Talks between US Secretary of State John Kerry and Russian minister Sergei Lavrov enter day three Saturday. As both sides, with UN representation, try to forge a deal on Syria there is still much work to do.
Early reports from Saturday's talks claim that the "US will drop its insistence that a UN resolution on Syria must be backed by military force, officials say, after strong objections from Russia."
How you view that will depend on your opinion on miltary strikes in the region. It may be viewed as weakness by some and common sense by others. Those opposed to conflict which could escalate out of control will see it as a step in the right direction. Inaction could be seen as strength of character.

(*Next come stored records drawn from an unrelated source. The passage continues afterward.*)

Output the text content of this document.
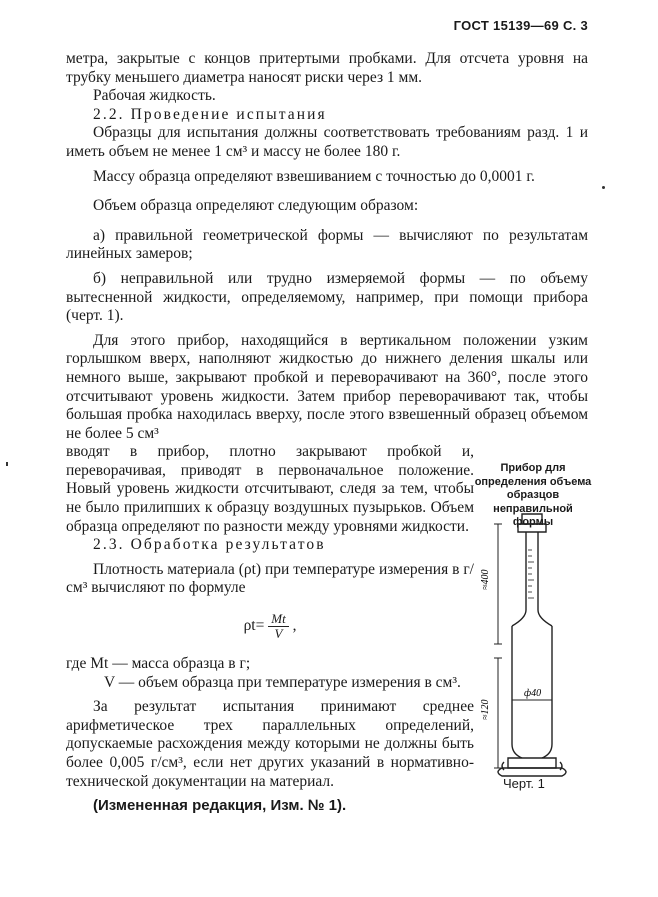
ГОСТ 15139—69 С. 3

метра, закрытые с концов притертыми пробками. Для отсчета уровня на трубку меньшего диаметра наносят риски через 1 мм.

Рабочая жидкость.

2.2. Проведение испытания

Образцы для испытания должны соответствовать требованиям разд. 1 и иметь объем не менее 1 см³ и массу не более 180 г.

Массу образца определяют взвешиванием с точностью до 0,0001 г.

Объем образца определяют следующим образом:

а) правильной геометрической формы — вычисляют по результатам линейных замеров;

б) неправильной или трудно измеряемой формы — по объему вытесненной жидкости, определяемому, например, при помощи прибора (черт. 1).

Для этого прибор, находящийся в вертикальном положении узким горлышком вверх, наполняют жидкостью до нижнего деления шкалы или немного выше, закрывают пробкой и переворачивают на 360°, после этого отсчитывают уровень жидкости. Затем прибор переворачивают так, чтобы большая пробка находилась вверху, после этого взвешенный образец объемом не более 5 см³

вводят в прибор, плотно закрывают пробкой и, переворачивая, приводят в первоначальное положение. Новый уровень жидкости отсчитывают, следя за тем, чтобы не было прилипших к образцу воздушных пузырьков. Объем образца определяют по разности между уровнями жидкости.

2.3. Обработка результатов

Плотность материала (ρt) при температуре измерения в г/см³ вычисляют по формуле

$\rho t= \frac{Mt}{V}$ ,

где Mt — масса образца в г;

V — объем образца при температуре измерения в см³.

За результат испытания принимают среднее арифметическое трех параллельных определений, допускаемые расхождения между которыми не должны быть более 0,005 г/см³, если нет других указаний в нормативно-технической документации на материал.

(Измененная редакция, Изм. № 1).

Прибор для определения объема образцов неправильной формы
≈400
≈120
ф40
Черт. 1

The talks are edging closer to agreement as the technical details of chemical weapons disarmament in Syria are thrashed out. As reported Friday the UN Secretary says report will confirm use of chemical weapons. For many people though it will not crucially say by whom, nor who supplied them.
In comments which Ban ki-Moon did appear to not realise were being publicly broadcast he made no comment on who was to blame for the August 21 CW attack in eastern Damascus but said "Syrian President Bashar al-Assad had committed "many crimes against humanity", in comments at the UN Women's International Forum that were shown on UN television."

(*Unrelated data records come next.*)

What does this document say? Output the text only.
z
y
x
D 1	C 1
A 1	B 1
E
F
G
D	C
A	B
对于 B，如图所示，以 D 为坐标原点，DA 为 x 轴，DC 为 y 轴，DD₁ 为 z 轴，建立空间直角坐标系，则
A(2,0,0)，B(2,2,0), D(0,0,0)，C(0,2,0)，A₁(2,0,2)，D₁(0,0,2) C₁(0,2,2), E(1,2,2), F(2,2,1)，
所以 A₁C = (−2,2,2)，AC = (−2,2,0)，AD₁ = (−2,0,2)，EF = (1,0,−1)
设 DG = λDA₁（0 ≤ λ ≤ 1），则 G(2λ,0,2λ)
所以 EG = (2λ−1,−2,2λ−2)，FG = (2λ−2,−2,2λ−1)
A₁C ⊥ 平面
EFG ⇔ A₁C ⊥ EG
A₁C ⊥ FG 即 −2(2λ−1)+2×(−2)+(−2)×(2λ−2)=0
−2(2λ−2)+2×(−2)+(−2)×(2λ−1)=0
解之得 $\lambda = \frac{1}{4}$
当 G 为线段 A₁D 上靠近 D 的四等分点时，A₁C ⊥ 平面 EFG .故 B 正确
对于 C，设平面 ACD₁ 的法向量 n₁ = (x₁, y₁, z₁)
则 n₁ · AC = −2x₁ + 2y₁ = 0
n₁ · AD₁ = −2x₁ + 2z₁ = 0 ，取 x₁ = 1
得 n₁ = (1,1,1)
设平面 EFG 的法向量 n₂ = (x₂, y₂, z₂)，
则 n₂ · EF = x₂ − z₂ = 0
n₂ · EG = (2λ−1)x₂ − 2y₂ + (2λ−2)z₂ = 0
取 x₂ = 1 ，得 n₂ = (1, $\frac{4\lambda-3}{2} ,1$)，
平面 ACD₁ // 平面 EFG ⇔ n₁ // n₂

The US is now willing to change its stance that any chemical weapons disarmament in Syria must be backed by a UN resolution with military force part of the deal to ensure speedy compliance. However President Obama said earlier that "any agreement needs to be verifiable and enforceable", reports BBC News.

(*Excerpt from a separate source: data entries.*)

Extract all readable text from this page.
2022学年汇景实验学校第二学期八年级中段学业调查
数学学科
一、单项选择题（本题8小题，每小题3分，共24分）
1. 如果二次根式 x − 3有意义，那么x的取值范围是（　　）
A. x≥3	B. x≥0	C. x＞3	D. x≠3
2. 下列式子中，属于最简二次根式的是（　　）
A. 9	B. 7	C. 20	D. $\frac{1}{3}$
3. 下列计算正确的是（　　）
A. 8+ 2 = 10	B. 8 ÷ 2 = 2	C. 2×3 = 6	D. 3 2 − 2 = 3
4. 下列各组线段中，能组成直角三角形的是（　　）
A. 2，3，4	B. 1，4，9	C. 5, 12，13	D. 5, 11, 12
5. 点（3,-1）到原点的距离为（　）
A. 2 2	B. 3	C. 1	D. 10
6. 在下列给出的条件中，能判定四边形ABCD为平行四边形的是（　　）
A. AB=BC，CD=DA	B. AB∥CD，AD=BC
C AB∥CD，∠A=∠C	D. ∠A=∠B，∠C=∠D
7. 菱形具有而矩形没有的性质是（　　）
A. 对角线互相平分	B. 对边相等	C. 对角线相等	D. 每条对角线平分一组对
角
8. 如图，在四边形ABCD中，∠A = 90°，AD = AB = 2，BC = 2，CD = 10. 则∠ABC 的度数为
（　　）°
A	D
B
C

Whilst the talks play out in Geneva Assad's forces have stepped up bombardment of key areas in Syria and likewise the rebel armies are launching attacks.
All of this means that time is of the essence.
As expected all parties involved are trying to gain a political upper-hand, save face and avert military action which could easily help the rebels rather than the people of Syria.
The western allies though have one eye on North Korea and the other on Iran as the talks continue. Both could pose a much bigger threat to world peace and both have reportedly begun to rumble into action once again.
Early in 2013 North Korea and the US looked set to clash but the young Korean leader Kim Jong-Un pulled back leading the US to reposition itself. It was widely believed that China played a part in calming the volatile situation, as far as Kim Jong-Un went.
This week North Korea has reportedly re-started its nuclear facility, no doubt taking advantage of the Syrian crisis. There are only so many developments the west can police at any given time. Concerns over Iran and how it will view a possible back-down by the US over Syrian military strikes are also a cause for concern but it is supposed to be about helping the Syrian people.
Then of course there is Israel, a country that has signed up to the Chemical Weapons Convention but has not yet ratified its treaty.